No inverno de 1947-1948, na cidade operária de Raismes, região de Valenciennes, na França, próximo à fronteira da Bélgica, Alain Touraine, um jovem normalien, que havia abandonado, no início de 1947, o curso de história em uma das mais prestigiosas e elitistas instituições de Ensino Superior de seu país, descobriu a grande obra de Georges Friedmann, Problèmes humains du machinisme industriel (“Problemas humanos do maquinismo industrial”), publicada pela primeira vez em 1946. Naquele ano, Touraine havia decidido conhecer de perto as experiências “socialistas” do Leste Europeu, passando uma temporada na Hungria e na Iugoslávia. Quando retornou à França, agitada pelas históricas greves de 1947, resolveu trabalhar como operário numa mina de carvão. Foi naquele momento que caiu em suas mãos o livro do velho sociólogo. A importância desse encontro justifica a longa reprodução de suas memórias:

Ele me desconcertou. Publicado em 1946, era uma obra muito nova para a França, pois a universidade francesa não se interessava pelos problemas contemporâneos do trabalho, e sobretudo do trabalho operário, objeto provavelmente muito vulgar para nossos grandes espíritos. Friedmann foi o primeiro a estudar seriamente as fábricas e a produção, a desenvolver críticas contra o taylorismo e suas pretensões científicas. Ele evocou as objeções de fisiologistas, de psicólogos e de sociólogos; tentou dar uma primeira imagem da organização do trabalho por meio das primeiras grandes enquetes americanas, das atitudes coletivas do trabalho. Eu li esse livro com exaltação. Ele falava de tudo aquilo que me interessava. Ele se aventurava longe do mundo escolar, falando de tudo o que ingenuamente eu teria chamado de “a vida”. O mundo operário, ou seja, o trabalho material de produção, uma classe social e o movimento operário tinham irrompido em minha existência. Para mim, jovem burguês hiperescolarizado, a Libertação e o período de 1945-1947 (os comunistas no governo) tinham mudado tudo. Mas a irrupção de minha experiência vivida com a classe operária como realidade e como força foi mais concretamente importante. Se me tivessem pedido para desenhar a sociedade, eu teria feito em seu centro uma fábrica ou uma mina.[nota 1]

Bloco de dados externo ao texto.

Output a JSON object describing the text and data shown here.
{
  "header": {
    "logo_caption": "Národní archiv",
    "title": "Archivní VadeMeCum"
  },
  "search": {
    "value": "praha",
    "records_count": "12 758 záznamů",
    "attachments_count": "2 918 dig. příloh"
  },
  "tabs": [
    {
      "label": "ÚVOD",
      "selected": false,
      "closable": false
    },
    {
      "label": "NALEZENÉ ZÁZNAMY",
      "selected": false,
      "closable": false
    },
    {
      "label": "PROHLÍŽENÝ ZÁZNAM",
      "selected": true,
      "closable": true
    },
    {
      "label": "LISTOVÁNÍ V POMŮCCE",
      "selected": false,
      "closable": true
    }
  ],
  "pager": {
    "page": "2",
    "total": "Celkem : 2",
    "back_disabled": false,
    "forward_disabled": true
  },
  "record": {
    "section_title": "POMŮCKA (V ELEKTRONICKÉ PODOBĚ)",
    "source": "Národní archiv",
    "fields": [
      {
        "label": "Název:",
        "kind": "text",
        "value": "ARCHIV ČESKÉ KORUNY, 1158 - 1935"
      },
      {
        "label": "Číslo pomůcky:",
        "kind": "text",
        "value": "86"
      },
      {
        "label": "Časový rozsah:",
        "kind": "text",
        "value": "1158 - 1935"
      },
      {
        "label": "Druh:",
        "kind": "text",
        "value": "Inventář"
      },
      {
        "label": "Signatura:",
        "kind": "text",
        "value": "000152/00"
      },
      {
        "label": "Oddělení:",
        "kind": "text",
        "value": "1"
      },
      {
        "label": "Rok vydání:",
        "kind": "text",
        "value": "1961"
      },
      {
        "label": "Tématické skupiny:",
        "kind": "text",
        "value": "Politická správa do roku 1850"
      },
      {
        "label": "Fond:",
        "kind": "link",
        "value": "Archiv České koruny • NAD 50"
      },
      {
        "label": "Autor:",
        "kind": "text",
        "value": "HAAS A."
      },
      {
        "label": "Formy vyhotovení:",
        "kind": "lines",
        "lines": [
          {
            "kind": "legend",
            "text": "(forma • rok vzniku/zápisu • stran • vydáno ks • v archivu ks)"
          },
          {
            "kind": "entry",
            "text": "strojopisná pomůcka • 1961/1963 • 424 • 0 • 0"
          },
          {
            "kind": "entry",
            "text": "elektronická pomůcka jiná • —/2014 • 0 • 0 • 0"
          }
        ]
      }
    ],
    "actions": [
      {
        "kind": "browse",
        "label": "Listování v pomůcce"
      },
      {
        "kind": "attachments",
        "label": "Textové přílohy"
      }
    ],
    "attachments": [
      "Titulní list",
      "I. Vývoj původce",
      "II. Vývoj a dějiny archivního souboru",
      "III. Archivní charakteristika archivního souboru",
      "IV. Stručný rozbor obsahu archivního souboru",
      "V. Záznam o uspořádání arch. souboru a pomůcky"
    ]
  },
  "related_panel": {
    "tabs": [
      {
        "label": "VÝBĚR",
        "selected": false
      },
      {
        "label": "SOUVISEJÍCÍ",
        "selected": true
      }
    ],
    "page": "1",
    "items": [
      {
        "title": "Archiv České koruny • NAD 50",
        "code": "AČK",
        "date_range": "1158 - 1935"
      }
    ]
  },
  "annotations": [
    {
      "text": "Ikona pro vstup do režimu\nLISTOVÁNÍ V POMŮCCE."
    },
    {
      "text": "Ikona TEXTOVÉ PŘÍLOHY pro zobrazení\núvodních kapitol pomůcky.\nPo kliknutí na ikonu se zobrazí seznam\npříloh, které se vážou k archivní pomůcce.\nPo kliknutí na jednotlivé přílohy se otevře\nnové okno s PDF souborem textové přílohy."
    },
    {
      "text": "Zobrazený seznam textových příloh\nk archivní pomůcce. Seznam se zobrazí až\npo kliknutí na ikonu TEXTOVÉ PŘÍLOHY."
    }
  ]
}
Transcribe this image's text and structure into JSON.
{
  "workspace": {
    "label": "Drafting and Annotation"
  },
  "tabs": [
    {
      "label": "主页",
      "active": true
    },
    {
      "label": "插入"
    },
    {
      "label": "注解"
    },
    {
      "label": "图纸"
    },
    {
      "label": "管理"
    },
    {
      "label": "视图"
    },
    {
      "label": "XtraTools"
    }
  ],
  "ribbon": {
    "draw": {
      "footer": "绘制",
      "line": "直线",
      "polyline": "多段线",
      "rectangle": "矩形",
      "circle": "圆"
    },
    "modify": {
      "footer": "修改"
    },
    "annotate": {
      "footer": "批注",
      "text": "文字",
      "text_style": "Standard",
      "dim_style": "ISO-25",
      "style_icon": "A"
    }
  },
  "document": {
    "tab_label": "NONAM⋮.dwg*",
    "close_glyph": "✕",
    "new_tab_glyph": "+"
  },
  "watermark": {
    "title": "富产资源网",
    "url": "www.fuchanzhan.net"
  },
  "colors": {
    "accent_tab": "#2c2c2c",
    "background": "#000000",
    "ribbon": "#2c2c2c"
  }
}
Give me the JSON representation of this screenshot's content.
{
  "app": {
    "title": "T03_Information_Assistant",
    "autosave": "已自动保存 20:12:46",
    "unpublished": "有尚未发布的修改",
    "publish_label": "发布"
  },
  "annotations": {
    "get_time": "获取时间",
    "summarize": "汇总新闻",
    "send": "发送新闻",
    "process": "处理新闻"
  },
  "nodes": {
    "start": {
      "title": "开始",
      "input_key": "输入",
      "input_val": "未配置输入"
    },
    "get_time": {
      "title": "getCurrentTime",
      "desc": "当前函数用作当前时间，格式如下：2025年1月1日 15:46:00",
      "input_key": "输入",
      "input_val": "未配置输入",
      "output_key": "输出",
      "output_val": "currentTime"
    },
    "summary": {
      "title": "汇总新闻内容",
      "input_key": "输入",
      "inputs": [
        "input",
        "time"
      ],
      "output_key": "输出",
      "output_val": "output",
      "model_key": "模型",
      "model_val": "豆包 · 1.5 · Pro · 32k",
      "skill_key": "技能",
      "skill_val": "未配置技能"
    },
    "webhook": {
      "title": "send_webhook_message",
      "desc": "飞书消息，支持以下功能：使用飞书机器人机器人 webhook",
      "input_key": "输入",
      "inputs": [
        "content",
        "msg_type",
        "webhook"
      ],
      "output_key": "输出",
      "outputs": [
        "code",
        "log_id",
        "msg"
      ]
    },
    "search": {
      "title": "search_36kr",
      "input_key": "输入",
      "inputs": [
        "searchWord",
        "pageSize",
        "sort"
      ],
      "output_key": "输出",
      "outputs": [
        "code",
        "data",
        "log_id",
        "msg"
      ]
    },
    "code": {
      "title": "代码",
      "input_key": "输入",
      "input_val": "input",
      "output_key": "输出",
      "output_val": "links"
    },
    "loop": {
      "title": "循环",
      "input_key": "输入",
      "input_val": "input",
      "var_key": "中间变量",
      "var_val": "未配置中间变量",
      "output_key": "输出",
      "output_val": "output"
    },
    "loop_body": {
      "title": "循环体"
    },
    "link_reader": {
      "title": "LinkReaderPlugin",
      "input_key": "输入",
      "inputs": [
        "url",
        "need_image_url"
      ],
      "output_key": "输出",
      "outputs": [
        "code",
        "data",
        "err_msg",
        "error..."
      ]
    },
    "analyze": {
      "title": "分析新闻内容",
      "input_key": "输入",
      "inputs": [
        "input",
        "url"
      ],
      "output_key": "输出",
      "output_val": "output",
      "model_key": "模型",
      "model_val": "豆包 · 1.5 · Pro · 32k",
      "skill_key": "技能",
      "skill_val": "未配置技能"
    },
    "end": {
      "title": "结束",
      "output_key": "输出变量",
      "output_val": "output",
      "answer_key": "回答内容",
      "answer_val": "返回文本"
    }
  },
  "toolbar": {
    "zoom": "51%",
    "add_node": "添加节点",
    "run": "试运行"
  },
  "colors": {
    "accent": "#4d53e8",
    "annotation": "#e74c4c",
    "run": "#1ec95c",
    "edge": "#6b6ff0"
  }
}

Esse relato exemplifica um típico caso em que o encontro entre um indivíduo e uma obra impõe uma inflexão na trajetória pessoal e intelectual. Exemplos como esse não faltam na história das ideias. No entanto, poucos se mostraram tão definidores e capazes de demarcar o início de uma nova tradição de pensamento e de conhecimento, como foi, no caso, a sociologia do trabalho.

A obra de Friedmann presentava uma nova perspectiva de produção do conhecimento que parecia preencher a distância que separava sua formação intelectual e o mundo do trabalho, o Quartier Latin [bairro onde fica a Universidade Sorbonne] e Billancourt [onde Touraine conduziu estudo de campo em uma fábrica da Renault]. “Eu não era conduzido pela teoria ou pelas hipóteses; queria simplesmente refletir sobre o trabalho e não mais somente sobre textos”, escreveu Touraine.[nota 2] Tão logo terminou de devorar o livro, o jovem estudante-operário enviou uma carta a Friedmann, que lhe respondeu calorosamente e recomendou que regressasse de imediato a Paris a fim de terminar o curso de história na École Normale Supérieure e se juntar ao recém-criado Centre d’Études Sociologiques (CES), compondo assim a equipe que levaria frente as primeiras grandes pesquisas empíricas sobre o mundo do trabalho francês. Durante as duas décadas seguintes, Touraine não fez outra coisa senão se dedicar a construir um estilo de pesquisa e uma teoria que fossem capazes de explicar o mundo do trabalho e a consciência operária da sociedade moderna, tendo sua influência ido muito além do mundo acadêmico francês e alcançado, por exemplo, jovens intelectuais da América Latina.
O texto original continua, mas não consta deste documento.